ΚΑΙΕΤΥΠΤΟΝΑΥΤΟΥΤΗΝΚΕΦΑΛΗΝΚΑΛΑΜΩΙ.
«И били Его по голове тростью».
ΚΑΙΠΑΡΕΔΩΚΕΝΤΟΝΙΗΣΟΥΝΦΡΑΓΕΛΛΩΣΑΣΙΝΑΣΤΑΥΡΩΘΗ.
«А Иисуса, бив, предал на распятие».
– Что вы ищете? – спросил Уго.
Вот раны, которые оставили на плащанице видимые следы. Поэтому если Татиан видел плащаницу, то, может быть, его тянуло бы дополнить эти стихи собственными знаниями, как он это делал в других местах. Евангелия не говорят, как долго били Иисуса и как кровоточили его раны. Авторы не упоминают, какой бок пронзили копьем или в каком месте гвозди пробили его руки и ноги. Только плащаница показывает, где была запекшаяся кровь. А Татиану, который писал Диатессарон во времена, когда христиане терпели жестокие преследования по всей Римской империи, казалось важным, чтобы Евангелия в полной мере изображали весь ужас страданий Христа.
– Я ищу все имеющиеся различия, – ответил я. – Добавленные или убранные.
– Принесите отцу Алексу Библию! – крикнул Уго.
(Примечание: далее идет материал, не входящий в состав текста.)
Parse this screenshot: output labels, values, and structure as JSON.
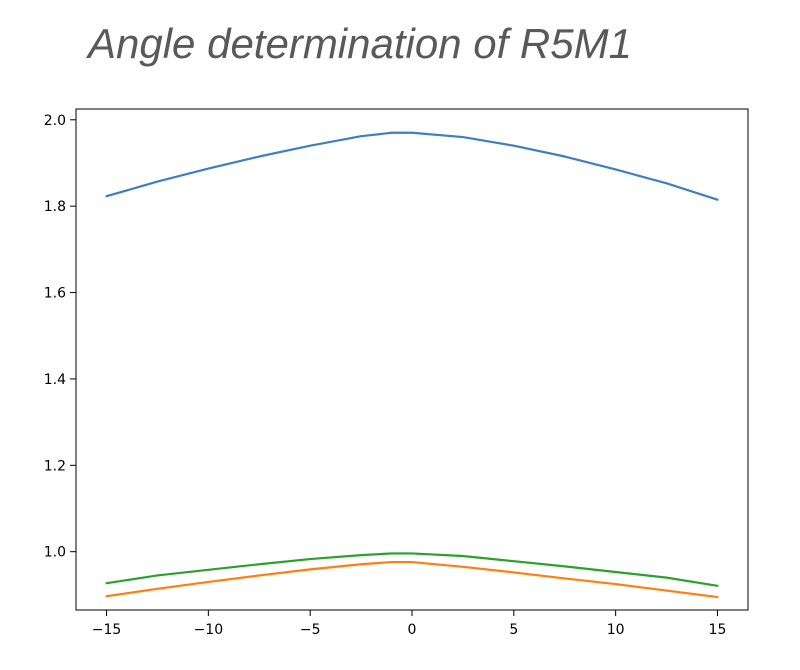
{
  "title": "Angle determination of R5M1",
  "chart_data": {
    "type": "line",
    "title": "Angle determination of R5M1",
    "xlabel": "",
    "ylabel": "",
    "xlim": [
      -16.5,
      16.5
    ],
    "ylim": [
      0.865,
      2.025
    ],
    "xticks": [
      -15,
      -10,
      -5,
      0,
      5,
      10,
      15
    ],
    "xtick_labels": [
      "−15",
      "−10",
      "−5",
      "0",
      "5",
      "10",
      "15"
    ],
    "yticks": [
      1.0,
      1.2,
      1.4,
      1.6,
      1.8,
      2.0
    ],
    "ytick_labels": [
      "1.0",
      "1.2",
      "1.4",
      "1.6",
      "1.8",
      "2.0"
    ],
    "grid": false,
    "legend": "none",
    "x": [
      -15,
      -12.5,
      -10,
      -7.5,
      -5,
      -2.5,
      -1,
      0,
      2.5,
      5,
      7.5,
      10,
      12.5,
      15
    ],
    "series": [
      {
        "color": "#3f7fbf",
        "values": [
          1.823,
          1.857,
          1.887,
          1.915,
          1.94,
          1.962,
          1.97,
          1.97,
          1.96,
          1.94,
          1.915,
          1.885,
          1.853,
          1.815
        ]
      },
      {
        "color": "#2ca02c",
        "values": [
          0.927,
          0.945,
          0.958,
          0.971,
          0.983,
          0.992,
          0.996,
          0.996,
          0.99,
          0.978,
          0.966,
          0.953,
          0.94,
          0.921
        ]
      },
      {
        "color": "#ff7f0e",
        "values": [
          0.897,
          0.914,
          0.93,
          0.945,
          0.959,
          0.971,
          0.976,
          0.976,
          0.965,
          0.952,
          0.938,
          0.925,
          0.91,
          0.895
        ]
      }
    ]
  }
}
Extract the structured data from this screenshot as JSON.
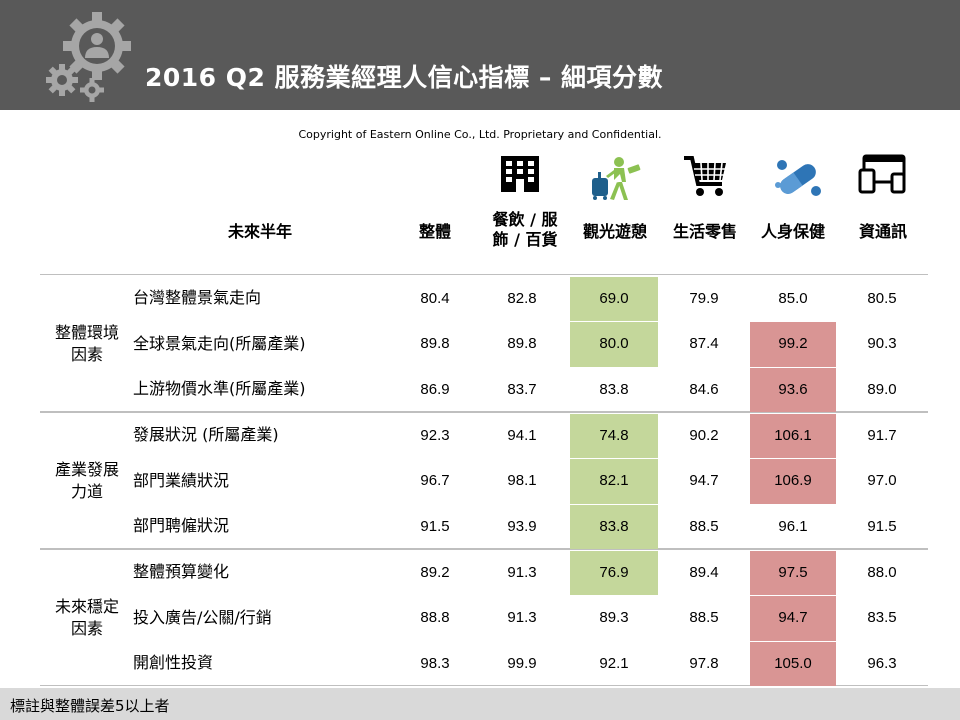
{
  "header": {
    "title": "2016 Q2 服務業經理人信心指標 – 細項分數"
  },
  "copyright": "Copyright  of Eastern Online   Co., Ltd. Proprietary and Confidential.",
  "table": {
    "corner_label": "未來半年",
    "columns": [
      {
        "label": "整體",
        "icon": ""
      },
      {
        "label_line1": "餐飲 / 服",
        "label_line2": "飾 / 百貨",
        "icon": "building-icon"
      },
      {
        "label": "觀光遊憩",
        "icon": "traveler-icon"
      },
      {
        "label": "生活零售",
        "icon": "shopping-cart-icon"
      },
      {
        "label": "人身保健",
        "icon": "pill-icon"
      },
      {
        "label": "資通訊",
        "icon": "devices-icon"
      }
    ],
    "groups": [
      {
        "label_line1": "整體環境",
        "label_line2": "因素",
        "rows": [
          {
            "label": "台灣整體景氣走向",
            "values": [
              "80.4",
              "82.8",
              "69.0",
              "79.9",
              "85.0",
              "80.5"
            ],
            "highlight": [
              "",
              "",
              "green",
              "",
              "",
              ""
            ]
          },
          {
            "label": "全球景氣走向(所屬產業)",
            "values": [
              "89.8",
              "89.8",
              "80.0",
              "87.4",
              "99.2",
              "90.3"
            ],
            "highlight": [
              "",
              "",
              "green",
              "",
              "red",
              ""
            ]
          },
          {
            "label": "上游物價水準(所屬產業)",
            "values": [
              "86.9",
              "83.7",
              "83.8",
              "84.6",
              "93.6",
              "89.0"
            ],
            "highlight": [
              "",
              "",
              "",
              "",
              "red",
              ""
            ]
          }
        ]
      },
      {
        "label_line1": "產業發展",
        "label_line2": "力道",
        "rows": [
          {
            "label": "發展狀況 (所屬產業)",
            "values": [
              "92.3",
              "94.1",
              "74.8",
              "90.2",
              "106.1",
              "91.7"
            ],
            "highlight": [
              "",
              "",
              "green",
              "",
              "red",
              ""
            ]
          },
          {
            "label": "部門業績狀況",
            "values": [
              "96.7",
              "98.1",
              "82.1",
              "94.7",
              "106.9",
              "97.0"
            ],
            "highlight": [
              "",
              "",
              "green",
              "",
              "red",
              ""
            ]
          },
          {
            "label": "部門聘僱狀況",
            "values": [
              "91.5",
              "93.9",
              "83.8",
              "88.5",
              "96.1",
              "91.5"
            ],
            "highlight": [
              "",
              "",
              "green",
              "",
              "",
              ""
            ]
          }
        ]
      },
      {
        "label_line1": "未來穩定",
        "label_line2": "因素",
        "rows": [
          {
            "label": "整體預算變化",
            "values": [
              "89.2",
              "91.3",
              "76.9",
              "89.4",
              "97.5",
              "88.0"
            ],
            "highlight": [
              "",
              "",
              "green",
              "",
              "red",
              ""
            ]
          },
          {
            "label": "投入廣告/公關/行銷",
            "values": [
              "88.8",
              "91.3",
              "89.3",
              "88.5",
              "94.7",
              "83.5"
            ],
            "highlight": [
              "",
              "",
              "",
              "",
              "red",
              ""
            ]
          },
          {
            "label": "開創性投資",
            "values": [
              "98.3",
              "99.9",
              "92.1",
              "97.8",
              "105.0",
              "96.3"
            ],
            "highlight": [
              "",
              "",
              "",
              "",
              "red",
              ""
            ]
          }
        ]
      }
    ],
    "colors": {
      "green": "#c4d79b",
      "red": "#d99594",
      "header_bg": "#595959",
      "footer_bg": "#d9d9d9"
    }
  },
  "footer": {
    "note": "標註與整體誤差5以上者"
  }
}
– Не нужно! – замахал я руками. – Я знаю эти стихи.
Кажется, ничего не изменилось. Ни единого слова.
– Что вы видите? – спросил Уго.
– Ничего.
– Вы уверены? Посмотрите еще раз!
Но в этом не было необходимости. От первой пытки до последнего упоминания погребальной пелены повествование, приводимое в Евангелиях, составляет едва ли тысячу слов. Я знал их наизусть.
– Возможно, мы не там смотрим, – предположил я.
Уго нервно провел рукой по волосам.
– Осталось восстановить еще несколько десятков страниц, – сказал я. – То, что мы ищем, может обнаружиться где угодно. Надо набраться терпения.
Но Уго потер пальцем под носом, что-то прикидывая, а затем шепотом произнес:
– А может, и нет. Идемте со мной. Я хочу, чтобы вы кое-что увидели.
Я пошел следом за ним в его квартиру.
– Это не для разглашения, – сказал он, сжимая от волнения руки. – Вы меня понимаете?
Я кивнул. С нашей первой встречи, когда он впервые описал мне идею выставки, я не видел его таким взбудораженным.
– Я всегда предполагал, что плащаницу привезли в Эдессу после распятия, – сказал он. – Около тридцать третьего года нашей эры, согласимся на этом?
Я кивнул.
– Точность нам не нужна, – продолжил он, – поскольку Диатессарон написали только в сто восьмидесятом году. Это важно: сперва плащаница, затем Диатессарон. Когда в Эдессе была написана книга, полотно уже находилось там.
– Допустим.
– Но что произойдет, – сказал он, сверкнув глазами, – если мы применим ту же логику к Иоанну?
– Что вы имеете в виду?
– Евангелие от Иоанна было написано около девяностого года нашей эры. То есть та же самая ситуация. Сперва плащаница, затем книга. Полотно оказалось в Эдессе до того, как Иоанн написал Евангелие.
– Но, Уго…
– Дослушайте. Вы показали мне, что Иоанн добавляет и убирает материал, как считает нужным, – а что, если Иоанн в своем Евангелии рассказывает нам о плащанице нечто новое?